2. It is pathetic that you are a woman living in what seems to be in constant fear of your husband. "I can't stay on the line too long in case my husband calls the house". "My husband will wonder who I'm talking to, and I'm interested in your study but I just don't want to have to explain to him." "I'd love to chat but my husband will be home soon and wanting his supper. Can you call back on Saturday afternoon? He'll be out bowling with the boys then." Do you . . . realize what you sound like? I can find it in my heart to feel sorry for you if you sound at least old enough to have at least started off as a housewife in the 50s, maybe the early 60s. But if you sound at all like you came of age, married, had children, all that, in the post-60s and feminist era, I find it difficult to tolerate you.

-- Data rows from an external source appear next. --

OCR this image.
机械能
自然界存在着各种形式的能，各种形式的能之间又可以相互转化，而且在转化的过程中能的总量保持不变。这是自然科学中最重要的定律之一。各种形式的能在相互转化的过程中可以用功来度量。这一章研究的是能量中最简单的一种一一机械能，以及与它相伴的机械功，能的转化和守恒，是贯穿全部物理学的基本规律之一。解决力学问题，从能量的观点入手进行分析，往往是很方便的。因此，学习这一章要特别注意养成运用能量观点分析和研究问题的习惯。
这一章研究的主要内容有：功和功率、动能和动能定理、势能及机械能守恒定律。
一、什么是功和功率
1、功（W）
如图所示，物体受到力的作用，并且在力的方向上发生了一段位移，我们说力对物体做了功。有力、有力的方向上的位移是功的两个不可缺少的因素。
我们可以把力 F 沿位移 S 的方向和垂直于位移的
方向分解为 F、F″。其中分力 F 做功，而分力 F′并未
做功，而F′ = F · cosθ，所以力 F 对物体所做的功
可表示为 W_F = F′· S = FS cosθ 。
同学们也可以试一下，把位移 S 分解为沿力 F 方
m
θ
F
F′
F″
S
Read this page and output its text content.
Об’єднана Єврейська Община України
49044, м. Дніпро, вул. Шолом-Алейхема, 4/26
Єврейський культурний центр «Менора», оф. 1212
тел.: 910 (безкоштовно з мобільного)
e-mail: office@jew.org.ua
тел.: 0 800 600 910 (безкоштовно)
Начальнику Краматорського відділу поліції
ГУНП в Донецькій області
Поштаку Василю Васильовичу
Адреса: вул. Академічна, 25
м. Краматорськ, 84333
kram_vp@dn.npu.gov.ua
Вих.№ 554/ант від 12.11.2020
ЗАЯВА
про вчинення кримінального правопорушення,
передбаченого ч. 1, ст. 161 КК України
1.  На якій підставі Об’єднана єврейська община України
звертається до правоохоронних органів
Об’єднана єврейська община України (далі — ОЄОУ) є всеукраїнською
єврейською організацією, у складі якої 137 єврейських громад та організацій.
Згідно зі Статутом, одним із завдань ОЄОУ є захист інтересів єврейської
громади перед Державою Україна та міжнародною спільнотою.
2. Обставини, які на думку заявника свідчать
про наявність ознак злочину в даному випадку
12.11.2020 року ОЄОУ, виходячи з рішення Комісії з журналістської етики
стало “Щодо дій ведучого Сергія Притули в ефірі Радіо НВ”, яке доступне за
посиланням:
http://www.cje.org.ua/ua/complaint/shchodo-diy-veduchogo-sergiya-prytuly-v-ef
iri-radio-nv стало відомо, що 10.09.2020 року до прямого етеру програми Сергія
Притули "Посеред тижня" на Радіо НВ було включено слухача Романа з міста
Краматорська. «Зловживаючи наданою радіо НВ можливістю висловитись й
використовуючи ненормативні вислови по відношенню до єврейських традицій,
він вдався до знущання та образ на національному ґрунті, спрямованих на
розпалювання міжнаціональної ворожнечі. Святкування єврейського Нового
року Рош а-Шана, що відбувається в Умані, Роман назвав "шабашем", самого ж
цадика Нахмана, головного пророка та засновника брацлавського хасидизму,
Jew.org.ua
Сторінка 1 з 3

3. Just about anyone from anywhere in B___ County, Ontario. You say things like, "We're just honest-to-goodness folk here and we don't want to be harassed by you big city know-alls" and use double negatives as in "We don't know nothing about public health issues" (which, in fact, means that you do know a thing or two about them) or "We don't know nothin' 'bout no health department" which is a triple negative and I don't even want to start trying to figure out what it means because I have no desire to become fluent in Moron. I find it difficult to believe that when researchers say they want broad opinions and random samples of the population that they are really talking about you. There are always kids screaming in the background and everyone sounds like they come from a trailer park in Arkansas, which is weird because this is Canada. Like, how do you all manage to sound so stereotypically white trash? Is there a class you go to at the adult learning centre which is mandatory for anyone finishing their high school diploma at age 25 because they were too busy getting stoned and having teenage pregnancies to pass math class? You make me believe more strongly than ever that we desperately need to re-open the issue of selected human sterilization.

4. Eighteen-year-old girls who take forever on the phone because they drag everything out with uuummmmmmm and liiiiiike . Or, similarly, eighteen-year-old boys who dunno what their opinion is about anything or whether tomato juice counts as a serving of fruit juice, "Since, you know, it's not fruit, right? And juice is made from fruits. So what's tomato juice then?" Do any of you realize what kind of impression you make on people? Perhaps I'm being harsh, but I know that I was nothing like that as a teenager. I was too busy trying to decipher the meaning behind The Fountainhead. P.S. A tomato is totally a fruit. It ripens off the vine. Fruit just rots. Schooled.

I wish desperately for floods and forest fires in your vicinities, and hold out everyday for the one-in-thousands opportunity I get to converse with intelligent, witty, category-defying and original members of the general population.

10.1.11

Backing up my previous claims with a citation



Egon, you lovable dork, you.

Wondering

Why Egon in Ghostbusters continues to hold immense sexual appeal for me.


I think the answer lies in the fact that I can't help but be attracted to unbelievable nerds and have a . . . thing, I guess, for Jewish guys. Maybe it's the fact that I was raised Catholic and any guy who went to Hebrew school just feels so badass.

You can cross the streams with me any day, Harold Ramis.

9.1.11

It's perfectly normal

For me to create Sims versions of myself and S. and force social interactions upon them until they fall completely in love and can't stop themselves from having sex in the hot tub.

And then play The Sims 3 incessantly when S. goes away for a few days on a ski trip.

Completely realistic and not at all crazy.